With well over a thousand people having been slaughtered in Israel on October 7th and hundreds still being held hostage, Joe Biden's staffers and supporters are focusing on the real victims: The Muslim community.
Sure, you may have thought that the people mowed down at a music festival by hang-gliding terrorists or the babies who were burned alive alongside their parents were the story. You'd be wrong, though, because those atrocities simply can't match up to the nebulous scourge that is "Islamophobia."
According to a new report, those working inside and outside the White House are upset that Biden isn't showing them their required level of deference.
Hours before President Joe Biden gave a rare primetime address last week, his head speechwriter sat down with a group of senior Arab and Muslim-American officials to go over the draft and take suggestions.
Dissent was sprouting even inside the White House, where some aides worried that Biden hadn’t shown enough empathy for Palestinian civilians and a Muslim community facing a torrent of anger, said a person familiar with the discussions who, like others, requested anonymity to talk freely.
The hour-long editing session reflects a vigorous outreach effort the White House is undertaking to reassure Arab-Americans who feel they’re being scapegoated for the atrocities that Hamas has committed a half-world away.
Yes, the President of the United States let "Muslim-American officials" edit his speech to ensure it wasn't too focused on those massacred by Hamas. You see, an equivalency must always be drawn. Sure, murdering Jews in cold blood for being Jews is terrible, but is it really any worse than claims of rising Islamophobia?

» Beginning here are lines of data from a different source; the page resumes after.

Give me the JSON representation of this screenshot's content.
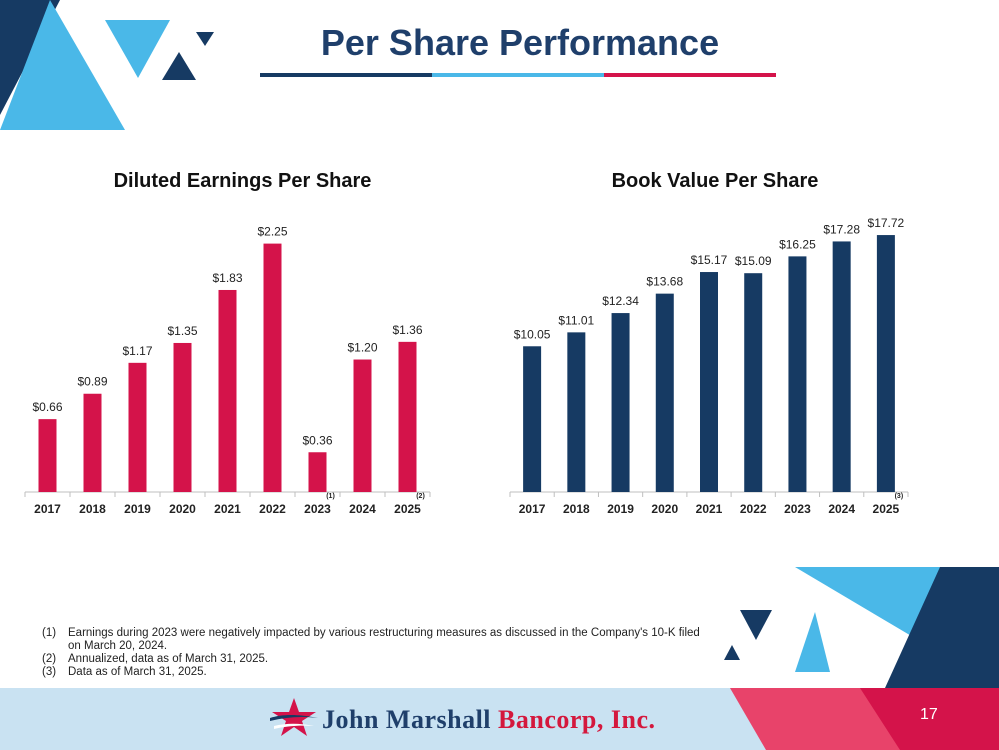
{
  "header": {
    "title": "Per Share Performance"
  },
  "colors": {
    "navy": "#163a63",
    "red": "#d4134a",
    "sky": "#4ab8e8",
    "light_sky": "#c9e2f2"
  },
  "chart_data": [
    {
      "type": "bar",
      "title": "Diluted Earnings Per Share",
      "categories": [
        "2017",
        "2018",
        "2019",
        "2020",
        "2021",
        "2022",
        "2023",
        "2024",
        "2025"
      ],
      "category_notes": [
        "",
        "",
        "",
        "",
        "",
        "",
        "(1)",
        "",
        "(2)"
      ],
      "values": [
        0.66,
        0.89,
        1.17,
        1.35,
        1.83,
        2.25,
        0.36,
        1.2,
        1.36
      ],
      "labels": [
        "$0.66",
        "$0.89",
        "$1.17",
        "$1.35",
        "$1.83",
        "$2.25",
        "$0.36",
        "$1.20",
        "$1.36"
      ],
      "ylim": [
        0,
        2.5
      ],
      "color": "#d4134a",
      "grid": false
    },
    {
      "type": "bar",
      "title": "Book Value Per Share",
      "categories": [
        "2017",
        "2018",
        "2019",
        "2020",
        "2021",
        "2022",
        "2023",
        "2024",
        "2025"
      ],
      "category_notes": [
        "",
        "",
        "",
        "",
        "",
        "",
        "",
        "",
        "(3)"
      ],
      "values": [
        10.05,
        11.01,
        12.34,
        13.68,
        15.17,
        15.09,
        16.25,
        17.28,
        17.72
      ],
      "labels": [
        "$10.05",
        "$11.01",
        "$12.34",
        "$13.68",
        "$15.17",
        "$15.09",
        "$16.25",
        "$17.28",
        "$17.72"
      ],
      "ylim": [
        0,
        20
      ],
      "color": "#163a63",
      "grid": false
    }
  ],
  "footnotes": [
    {
      "num": "(1)",
      "text": "Earnings during 2023 were negatively impacted by various restructuring measures as discussed in the Company's 10-K filed on March 20, 2024."
    },
    {
      "num": "(2)",
      "text": "Annualized, data as of March 31, 2025."
    },
    {
      "num": "(3)",
      "text": "Data as of March 31, 2025."
    }
  ],
  "footer": {
    "logo_part1": "John Marshall",
    "logo_part2": "Bancorp, Inc.",
    "page_number": "17"
  }
}
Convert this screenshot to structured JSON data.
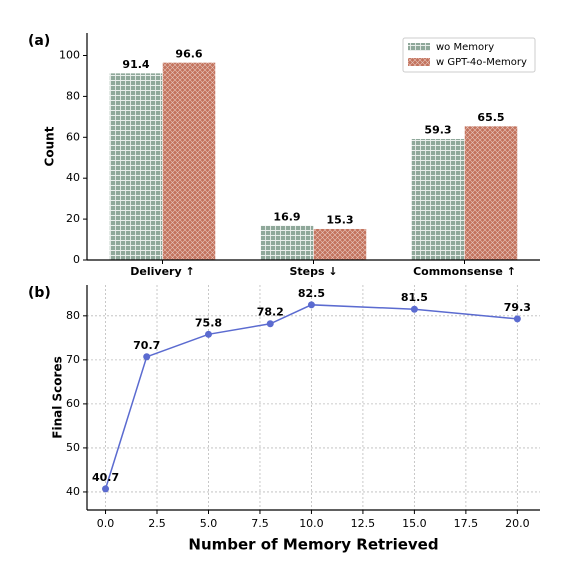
{
  "chart_data": [
    {
      "type": "bar",
      "panel_label": "(a)",
      "ylabel": "Count",
      "categories": [
        "Delivery ↑",
        "Steps ↓",
        "Commonsense ↑"
      ],
      "series": [
        {
          "name": "wo Memory",
          "color": "#8fa89a",
          "hatch": "+",
          "values": [
            91.4,
            16.9,
            59.3
          ]
        },
        {
          "name": "w GPT-4o-Memory",
          "color": "#c3735d",
          "hatch": "x",
          "values": [
            96.6,
            15.3,
            65.5
          ]
        }
      ],
      "ylim": [
        0,
        111
      ],
      "yticks": [
        0,
        20,
        40,
        60,
        80,
        100
      ],
      "grid": false,
      "legend": "upper right"
    },
    {
      "type": "line",
      "panel_label": "(b)",
      "ylabel": "Final Scores",
      "xlabel": "Number of Memory Retrieved",
      "x": [
        0,
        2,
        5,
        8,
        10,
        15,
        20
      ],
      "values": [
        40.7,
        70.7,
        75.8,
        78.2,
        82.5,
        81.5,
        79.3
      ],
      "color": "#5b6bd0",
      "xlim": [
        -0.9,
        21.1
      ],
      "xticks": [
        {
          "value": 0,
          "label": "0.0"
        },
        2.5,
        {
          "value": 5,
          "label": "5.0"
        },
        7.5,
        {
          "value": 10,
          "label": "10.0"
        },
        12.5,
        {
          "value": 15,
          "label": "15.0"
        },
        17.5,
        {
          "value": 20,
          "label": "20.0"
        }
      ],
      "ylim": [
        35.9,
        87
      ],
      "yticks": [
        40,
        50,
        60,
        70,
        80
      ],
      "grid": true
    }
  ]
}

In his West Wing office, speechwriter Vinay Reddy read aloud from the draft to make certain his Arab-American colleagues were comfortable with language denouncing “Islamophobia” and name-checking the Arab, Muslim and Palestinian populations that felt vulnerable, according to a White House official. The group listened and approved.
The Biden administration has become an adult daycare where supposedly "marginalized" people get listening sessions and special concessions regardless of how personally oppressed they actually are. That leads to the absurdity of Israel, a country that just suffered the largest slaughter of Jews since the Holocaust, being pushed down the ladder in favor of more preferred groups.
We had great concerns with what we saw at the beginning” of the war, said Hanna Hanania, former president of the Detroit-based American Federation of Ramallah, Palestine, who voted for Biden in 2020. “We thought the messages were as if we were totally left out. The messages were going totally for the other side, as if we never existed.”
What I'm about to say is going to sound harsh, but that's not my intention. I understand that there are Palestinians in Gaza who have died needlessly due to what their leadership has brought upon them. With that said, when analyzing any war, you have to do so from a realistic footing, and it is simply ridiculous for Palestinians (and Muslims in general) in America to complain about being "totally left out" regarding messages of sympathy when it was Palestinians who marched across the Israeli border and butchered 1,400 people.
Even putting that aside and only focusing on what's happening in the United States, antisemitic attacks far outstrip attacks on Muslims motivated by bigotry. In 2021, for example, the FBI recorded five times as many anti-Jewish hate crimes compared to anti-Muslim hate crimes. To the extent that Islamophobia exists, it is nowhere near the threat of antisemitism. In fact, it barely outstrips anti-Catholic hate crimes (9.6 percent vs. 6.1 percent).
It is pathetic that the Biden administration has bought into this idea that there's any equivalence between what happened on October 7th and what happened afterward in pursuit of Hamas. A real president would tell his staffers to grow up or get out because the federal government shouldn't exist to pamper the wants of irrationally fragile people.